Peris Karanga: And commitment isn't just a verbal "yes."
Nova: Never. It's a real currency. The book identifies three main types: Time, Reputation, and Cash. Are they willing to give you an hour for a follow-up meeting with their whole team? That's a time commitment. Are they willing to introduce you to their boss or another key decision-maker? That's a reputation risk for them. Are they willing to sign a letter of intent or, even better, give you a deposit? That's a cash commitment.
Peris Karanga: That's a tangible framework. In my world, a real commitment might be a client agreeing to dedicate their own engineering resources to a joint pilot program. That's a huge signal. It means they're not just curious; they're invested in finding a solution. A pre-order for a new piece of equipment is great, but a signed letter of intent that I can take to my investors to secure funding for the production line?
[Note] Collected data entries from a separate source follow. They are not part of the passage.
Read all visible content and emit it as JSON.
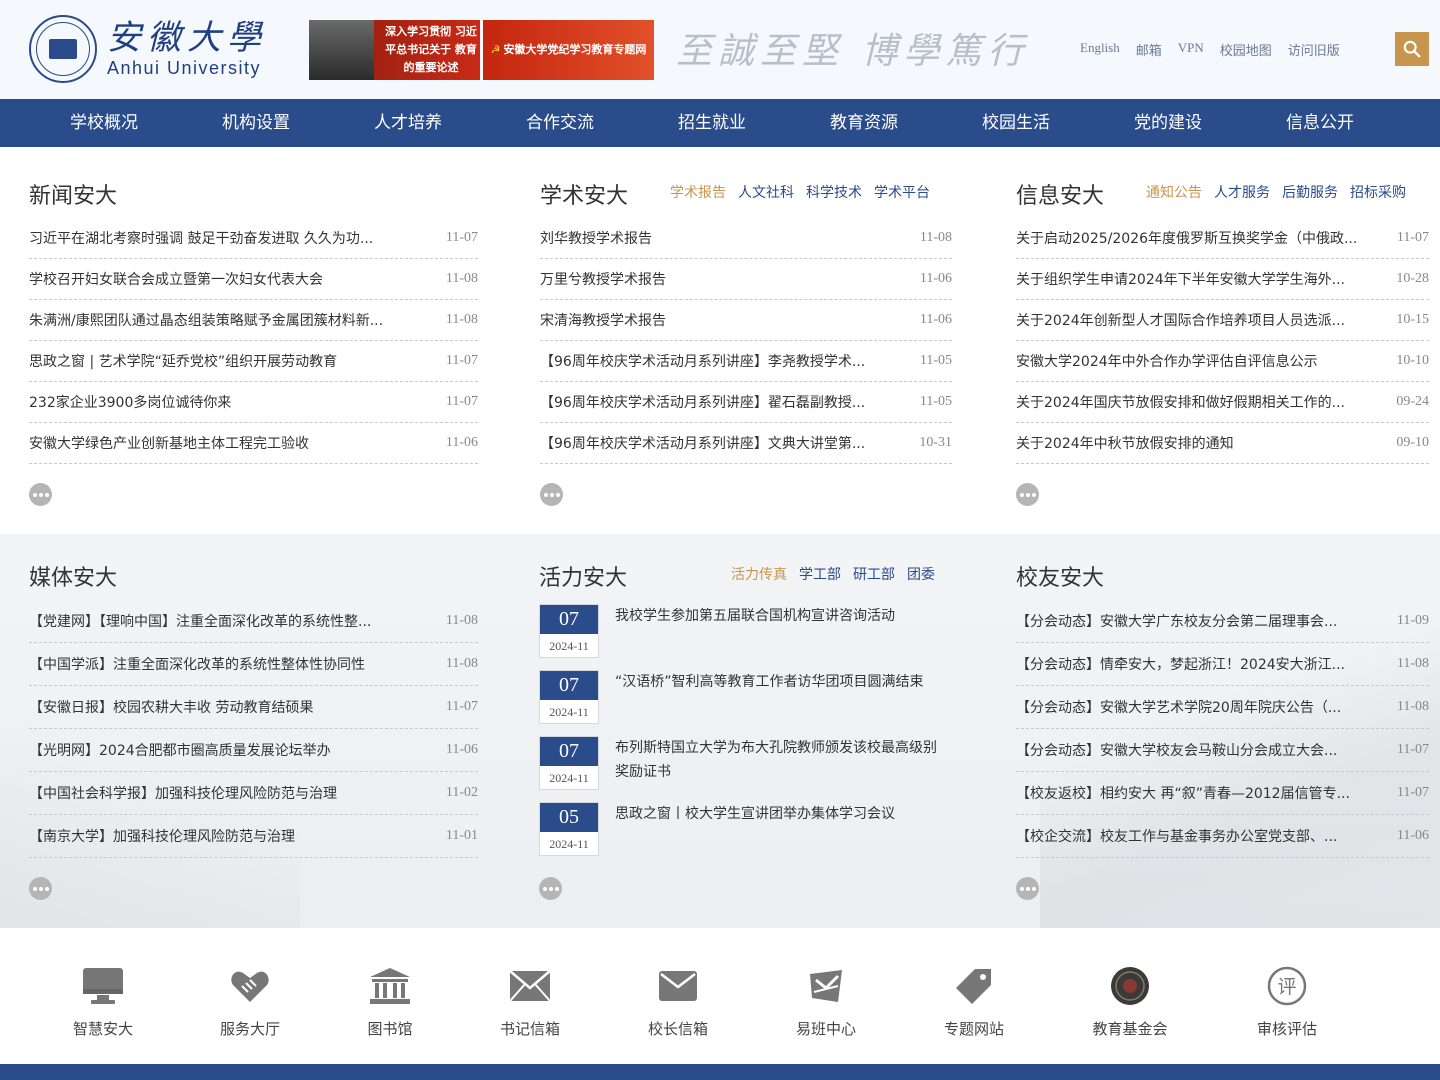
{
  "header": {
    "logo_cn": "安徽大學",
    "logo_en": "Anhui University",
    "banner1_text": "深入学习贯彻 习近平总书记关于 教育的重要论述",
    "banner2_text": "安徽大学党纪学习教育专题网",
    "motto": "至誠至堅 博學篤行",
    "links": [
      "English",
      "邮箱",
      "VPN",
      "校园地图",
      "访问旧版"
    ]
  },
  "nav": [
    "学校概况",
    "机构设置",
    "人才培养",
    "合作交流",
    "招生就业",
    "教育资源",
    "校园生活",
    "党的建设",
    "信息公开"
  ],
  "news": {
    "title": "新闻安大",
    "items": [
      {
        "t": "习近平在湖北考察时强调 鼓足干劲奋发进取 久久为功...",
        "d": "11-07"
      },
      {
        "t": "学校召开妇女联合会成立暨第一次妇女代表大会",
        "d": "11-08"
      },
      {
        "t": "朱满洲/康熙团队通过晶态组装策略赋予金属团簇材料新...",
        "d": "11-08"
      },
      {
        "t": "思政之窗 | 艺术学院“延乔党校”组织开展劳动教育",
        "d": "11-07"
      },
      {
        "t": "232家企业3900多岗位诚待你来",
        "d": "11-07"
      },
      {
        "t": "安徽大学绿色产业创新基地主体工程完工验收",
        "d": "11-06"
      }
    ]
  },
  "academic": {
    "title": "学术安大",
    "tabs": [
      "学术报告",
      "人文社科",
      "科学技术",
      "学术平台"
    ],
    "items": [
      {
        "t": "刘华教授学术报告",
        "d": "11-08"
      },
      {
        "t": "万里兮教授学术报告",
        "d": "11-06"
      },
      {
        "t": "宋清海教授学术报告",
        "d": "11-06"
      },
      {
        "t": "【96周年校庆学术活动月系列讲座】李尧教授学术...",
        "d": "11-05"
      },
      {
        "t": "【96周年校庆学术活动月系列讲座】翟石磊副教授...",
        "d": "11-05"
      },
      {
        "t": "【96周年校庆学术活动月系列讲座】文典大讲堂第...",
        "d": "10-31"
      }
    ]
  },
  "info": {
    "title": "信息安大",
    "tabs": [
      "通知公告",
      "人才服务",
      "后勤服务",
      "招标采购"
    ],
    "items": [
      {
        "t": "关于启动2025/2026年度俄罗斯互换奖学金（中俄政...",
        "d": "11-07"
      },
      {
        "t": "关于组织学生申请2024年下半年安徽大学学生海外...",
        "d": "10-28"
      },
      {
        "t": "关于2024年创新型人才国际合作培养项目人员选派...",
        "d": "10-15"
      },
      {
        "t": "安徽大学2024年中外合作办学评估自评信息公示",
        "d": "10-10"
      },
      {
        "t": "关于2024年国庆节放假安排和做好假期相关工作的...",
        "d": "09-24"
      },
      {
        "t": "关于2024年中秋节放假安排的通知",
        "d": "09-10"
      }
    ]
  },
  "media": {
    "title": "媒体安大",
    "items": [
      {
        "t": "【党建网】【理响中国】注重全面深化改革的系统性整...",
        "d": "11-08"
      },
      {
        "t": "【中国学派】注重全面深化改革的系统性整体性协同性",
        "d": "11-08"
      },
      {
        "t": "【安徽日报】校园农耕大丰收 劳动教育结硕果",
        "d": "11-07"
      },
      {
        "t": "【光明网】2024合肥都市圈高质量发展论坛举办",
        "d": "11-06"
      },
      {
        "t": "【中国社会科学报】加强科技伦理风险防范与治理",
        "d": "11-02"
      },
      {
        "t": "【南京大学】加强科技伦理风险防范与治理",
        "d": "11-01"
      }
    ]
  },
  "vitality": {
    "title": "活力安大",
    "tabs": [
      "活力传真",
      "学工部",
      "研工部",
      "团委"
    ],
    "items": [
      {
        "day": "07",
        "ym": "2024-11",
        "t": "我校学生参加第五届联合国机构宣讲咨询活动"
      },
      {
        "day": "07",
        "ym": "2024-11",
        "t": "“汉语桥”智利高等教育工作者访华团项目圆满结束"
      },
      {
        "day": "07",
        "ym": "2024-11",
        "t": "布列斯特国立大学为布大孔院教师颁发该校最高级别 奖励证书"
      },
      {
        "day": "05",
        "ym": "2024-11",
        "t": "思政之窗丨校大学生宣讲团举办集体学习会议"
      }
    ]
  },
  "alumni": {
    "title": "校友安大",
    "items": [
      {
        "t": "【分会动态】安徽大学广东校友分会第二届理事会...",
        "d": "11-09"
      },
      {
        "t": "【分会动态】情牵安大，梦起浙江！2024安大浙江...",
        "d": "11-08"
      },
      {
        "t": "【分会动态】安徽大学艺术学院20周年院庆公告（...",
        "d": "11-08"
      },
      {
        "t": "【分会动态】安徽大学校友会马鞍山分会成立大会...",
        "d": "11-07"
      },
      {
        "t": "【校友返校】相约安大 再“叙”青春—2012届信管专...",
        "d": "11-07"
      },
      {
        "t": "【校企交流】校友工作与基金事务办公室党支部、...",
        "d": "11-06"
      }
    ]
  },
  "quick": [
    "智慧安大",
    "服务大厅",
    "图书馆",
    "书记信箱",
    "校长信箱",
    "易班中心",
    "专题网站",
    "教育基金会",
    "审核评估"
  ],
  "colors": {
    "primary": "#2a4c8b",
    "accent": "#c8954e"
  }
}
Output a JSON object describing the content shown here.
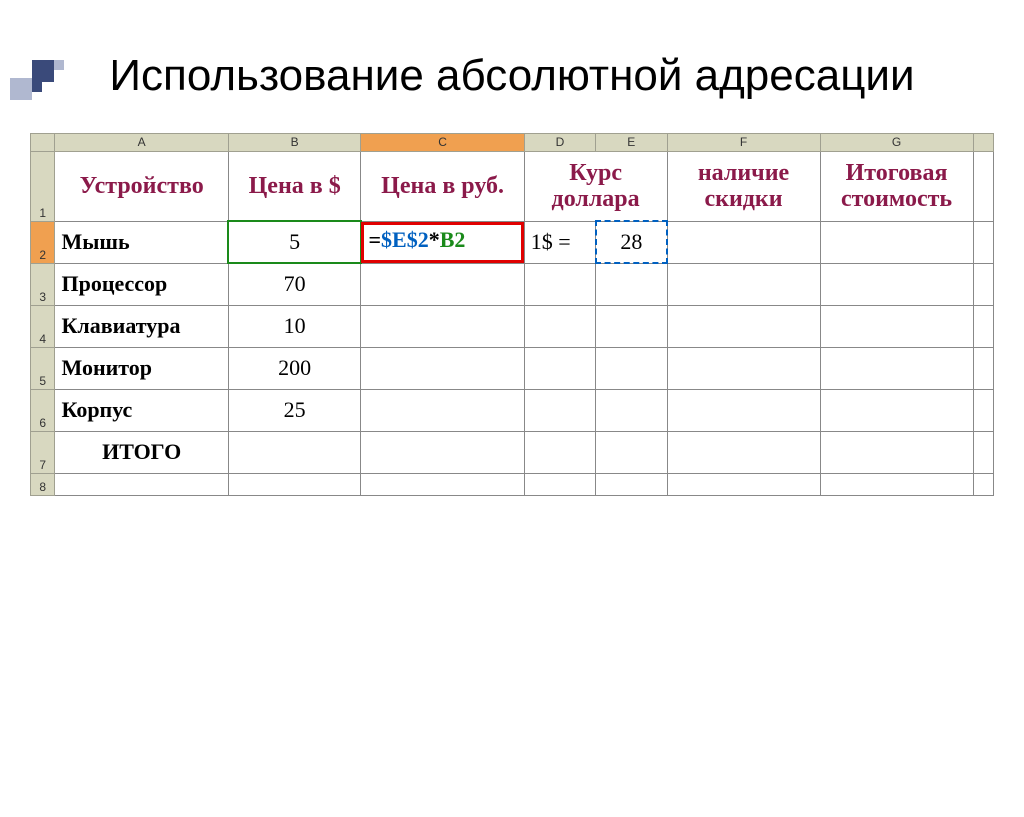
{
  "slide": {
    "title": "Использование абсолютной адресации"
  },
  "columns": [
    "A",
    "B",
    "C",
    "D",
    "E",
    "F",
    "G"
  ],
  "selected_col": "C",
  "selected_row": "2",
  "row_nums": [
    "1",
    "2",
    "3",
    "4",
    "5",
    "6",
    "7",
    "8"
  ],
  "headers": {
    "A": "Устройство",
    "B": "Цена в $",
    "C": "Цена в руб.",
    "DE": "Курс доллара",
    "F": "наличие скидки",
    "G": "Итоговая стоимость"
  },
  "rows": [
    {
      "label": "Мышь",
      "price": "5",
      "d": "1$ =",
      "e": "28"
    },
    {
      "label": "Процессор",
      "price": "70",
      "d": "",
      "e": ""
    },
    {
      "label": "Клавиатура",
      "price": "10",
      "d": "",
      "e": ""
    },
    {
      "label": "Монитор",
      "price": "200",
      "d": "",
      "e": ""
    },
    {
      "label": "Корпус",
      "price": "25",
      "d": "",
      "e": ""
    },
    {
      "label": "ИТОГО",
      "price": "",
      "d": "",
      "e": ""
    }
  ],
  "formula": {
    "eq": "=",
    "abs": "$E$2",
    "op": "*",
    "rel": "B2"
  },
  "chart_data": {
    "type": "table",
    "title": "Использование абсолютной адресации",
    "columns": [
      "Устройство",
      "Цена в $",
      "Цена в руб.",
      "Курс доллара (метка)",
      "Курс доллара (значение)",
      "наличие скидки",
      "Итоговая стоимость"
    ],
    "rows": [
      [
        "Мышь",
        5,
        "=$E$2*B2",
        "1$ =",
        28,
        "",
        ""
      ],
      [
        "Процессор",
        70,
        "",
        "",
        "",
        "",
        ""
      ],
      [
        "Клавиатура",
        10,
        "",
        "",
        "",
        "",
        ""
      ],
      [
        "Монитор",
        200,
        "",
        "",
        "",
        "",
        ""
      ],
      [
        "Корпус",
        25,
        "",
        "",
        "",
        "",
        ""
      ],
      [
        "ИТОГО",
        "",
        "",
        "",
        "",
        "",
        ""
      ]
    ]
  }
}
That's gold. That's real validation.
Nova: That's the real validation. Anything short of that—a compliment, a "keep me posted," a "sounds interesting"—is just noise. It's fool's gold. And the job of the entrepreneur is to be a data scientist who relentlessly filters for the signal of commitment.
Synthesis & Takeaways
SECTION
Nova: So, as we wrap up, it feels like we've landed on two incredibly powerful, actionable ideas from "The Mom Test" for any entrepreneur, but especially for someone with an engineering background.
Peris Karanga: I think so. For me, the two big takeaways are, first, reframe your questions to be about their past problems, not your future solution. Become an archaeologist of their workflow.
Nova: I love that. And the second?
Peris Karanga: The second is to treat the conversation as a data-gathering mission where the only valid signal is commitment. Filter out the noise of compliments and fluff, and measure success by whether the customer is willing to give you their time, their reputation, or their money.
Nova: Beautifully put. The book offers a simple, practical way to start implementing this immediately. Before your next customer meeting, or any meeting where you need to learn something, take two minutes and write down the three most important questions you need to learn the answers to. And importantly, these should be the scary questions—the ones that could potentially prove your idea is bad.
Peris Karanga: I'd add to that: and be prepared to love the bad news. Finding out your idea is flawed on paper is infinitely cheaper and faster than finding out after you've built the factory. The goal isn't to get a 'yes.' The goal is to get to the truth.
Nova: A perfect final thought. Get to the truth. That's the test. Peris, thank you so much for digging into this with me.
Peris Karanga: This was fantastic, Nova. A great reminder to stay curious and ask better questions.